Merci bien!
Having won the first round of the French presidential election yesterday, Emanuele Macron will now face Marine Le Pen, President Trump’s favorite, in the second round May 7. France’s political establishment is quickly lining up behind Macron. That doesn’t guarantee he will defeat Le Pen, but it is looking increasingly likely.
Macron is a moderate economic reformer and defender of liberal democracy, including its international institutional manifestations NATO and the EU. Claiming to be a patriot, Le Pen opposes both, wants to end immigration, and is virulently anti-Muslim. The choice could not be clearer, but the same was true last November in the US. Americans chose the illiberal option. The French are unlikely to do so. As one of the unsuccessful candidates put it on Twitter:
There is a distinction between a political adversary and the enemy of the Republic.
The Dutch have already showed the way in their mild rejection of the racist Geert Wilders last month. The British will have an opportunity June 8 in their “snap” general election to strengthen the Liberal Democrats and weaken the Brexit hardliners. Germany doesn’t vote until September, but the two leading candidates right now are both supporters of liberal democracy, NATO and the EU. So it is looking as if Europe, so much disdained in America since the 2008 financial crisis and the recession that followed, will save Western institutions and values from the nationalist onslaught Trump wants.
This is good, but it would be a serious mistake to rest on those laurels. The West is in trouble because it has failed to reconcile globalization with the welfare of its least educated white workers. They have lost ground for decades. Across Europe and the US, some are now backing racist white identity politics, hoping that will get them a better deal, or at least less competition from immigrants, more retraining, or a strengthened social safety net.

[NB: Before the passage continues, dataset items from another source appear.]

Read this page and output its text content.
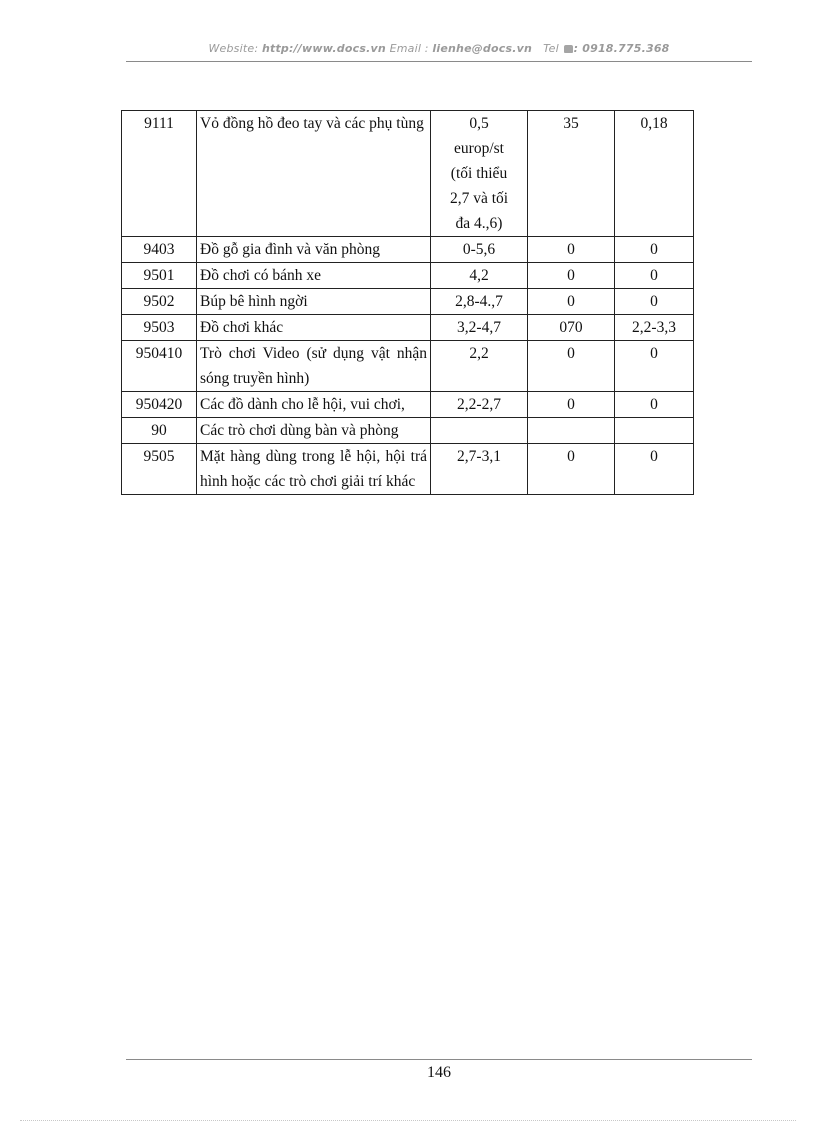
Website: http://www.docs.vn Email : lienhe@docs.vn Tel : 0918.775.368
9111	Vỏ đồng hồ đeo tay và các phụ tùng	0,5 europ/st (tối thiểu 2,7 và tối đa 4.,6)	35	0,18
9403	Đồ gỗ gia đình và văn phòng	0-5,6	0	0
9501	Đồ chơi có bánh xe	4,2	0	0
9502	Búp bê hình ngời	2,8-4.,7	0	0
9503	Đồ chơi khác	3,2-4,7	070	2,2-3,3
950410	Trò chơi Video (sử dụng vật nhận sóng truyền hình)	2,2	0	0
950420	Các đồ dành cho lễ hội, vui chơi,	2,2-2,7	0	0
90	Các trò chơi dùng bàn và phòng			
9505	Mặt hàng dùng trong lễ hội, hội trá hình hoặc các trò chơi giải trí khác	2,7-3,1	0	0
146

Trump is offering little. While canceling the negotiations for a Trans Pacific Partnership that would have countered growing Chinese domination of the Asian Pacific economy, he appears to have abandoned any hope of renegotiating the North American Free Trade Agreement. He is trying to protect domestic steel production, which now employs relatively few people. He is focused on boosting economic growth by cutting government regulations and jobs by limiting immigration. He is particularly energetic in reducing regulations that affect the coal industry, which he promised to restore. But cheap natural gas, not government regulation, is what ails American coal. It is hard to see how anything Trump has done so far will have more than a marginal impact on helping his supporters.
But it is not without an impact. American commitment to the welfare of the liberal democratic order at home and abroad has never been weaker since World War II. Trump is backing autocrats, reducing American assistance to developing democracies, and still playing footsie with Vladimir Putin, even if the rest of the Administration seems to have given up any hope of rapprochement with him. Trump is also making it impossible for the US to meet its climate change commitments, trying to undermine the health care that his predecessor made available to millions of Americans, and raining disdain on the American media, while supporting the misogynist Bill O’Reilly until a few days before his firing.
Liberal democracy merits a better paladin. Europe seems to be readying itself for the role. Merci bien!